12/03/2015 11:02:34 AM · #25
I hate being tasked with shooting wedding photos. I've done four weddings, all of which in my mind, were complete disasters. Fortunately, none of the parties were particularly discerning and weren't expecting top-caliber shots, so I scraped by with their being satisfied.......which I suppose, is the intent.

Originally posted by Mike:

A good wedding photographer is one thing i bet a lot of people regret undervaluing.


*NOBODY* other than those of us who have attempted, and/or been forced into shooting weddings, has *ANY* clue how much a truly good wedding photographer is worth! LOL!!!

I feel so bad for people who do not know this and have their special day slip by without being properly captured for posterity.

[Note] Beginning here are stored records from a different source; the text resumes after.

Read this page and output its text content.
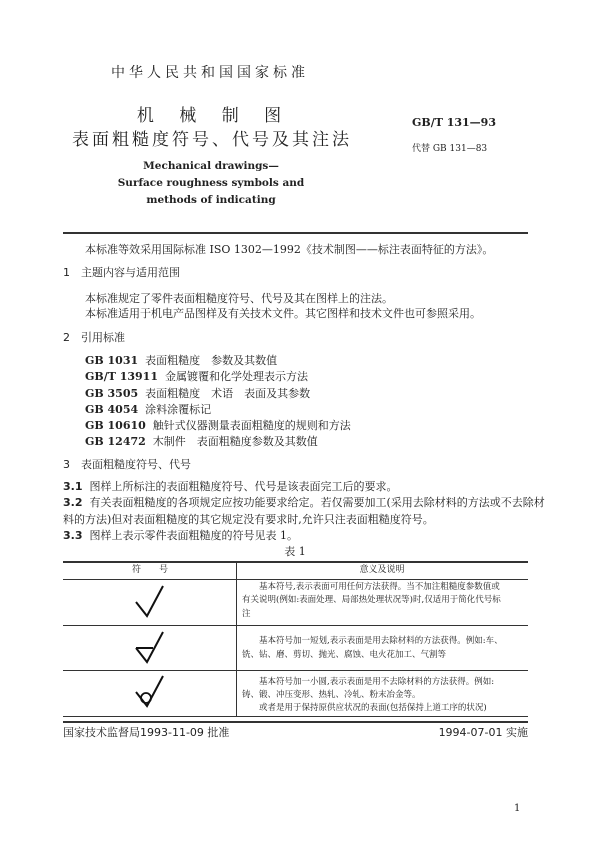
中华人民共和国国家标准
机 械 制 图
表面粗糙度符号、代号及其注法
GB/T 131—93
代替 GB 131—83
Mechanical drawings—
Surface roughness symbols and
methods of indicating
本标准等效采用国际标准 ISO 1302—1992《技术制图——标注表面特征的方法》。
1　主题内容与适用范围
本标准规定了零件表面粗糙度符号、代号及其在图样上的注法。
本标准适用于机电产品图样及有关技术文件。其它图样和技术文件也可参照采用。
2　引用标准
GB 1031 表面粗糙度　参数及其数值
GB/T 13911 金属镀覆和化学处理表示方法
GB 3505 表面粗糙度　术语　表面及其参数
GB 4054 涂料涂覆标记
GB 10610 触针式仪器测量表面粗糙度的规则和方法
GB 12472 木制件　表面粗糙度参数及其数值
3　表面粗糙度符号、代号
3.1 图样上所标注的表面粗糙度符号、代号是该表面完工后的要求。
3.2 有关表面粗糙度的各项规定应按功能要求给定。若仅需要加工(采用去除材料的方法或不去除材
料的方法)但对表面粗糙度的其它规定没有要求时,允许只注表面粗糙度符号。
3.3 图样上表示零件表面粗糙度的符号见表 1。
表 1
符　　号	意义及说明
　　基本符号,表示表面可用任何方法获得。当不加注粗糙度参数值或
有关说明(例如:表面处理、局部热处理状况等)时,仅适用于简化代号标
注
　　基本符号加一短划,表示表面是用去除材料的方法获得。例如:车、
铣、钻、磨、剪切、抛光、腐蚀、电火花加工、气割等
　　基本符号加一小圆,表示表面是用不去除材料的方法获得。例如:
铸、锻、冲压变形、热轧、冷轧、粉末冶金等。
　　或者是用于保持原供应状况的表面(包括保持上道工序的状况)
国家技术监督局1993-11-09 批准	1994-07-01 实施
1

A good wedding photographer is a very special person. I have nothing but the utmost respect and admiration for them.

On a side note......I "worked" two weddings for friends who asked me to be there for "Random Candids" outside of what the wedding photog may get. The first thing I did upon arriving and finding out who was the photog was to introduce myself, explain my situation, and asked them to PLEASE know that I wanted them to take no shortcuts in letting me know if they wanted me to do, or NOT do, anything in particular. Both photogs were incredibly gracious about the situation, and the one even asked me to help with some post-vows portraits. (Can you say LIVE light-stand! LOL!!!) Both wedding albums came out beautifully and both photogs used some of my candids.

I don't know what it is, but what I do like about weddings is that I somehow always manage to get a random candid or two that is a genuine "Oh Wow!" shot. I never know what it's going to be, but I love that it happens.

                


Yah, the wedding shots were definitely good for the gig, but they were dumb luck.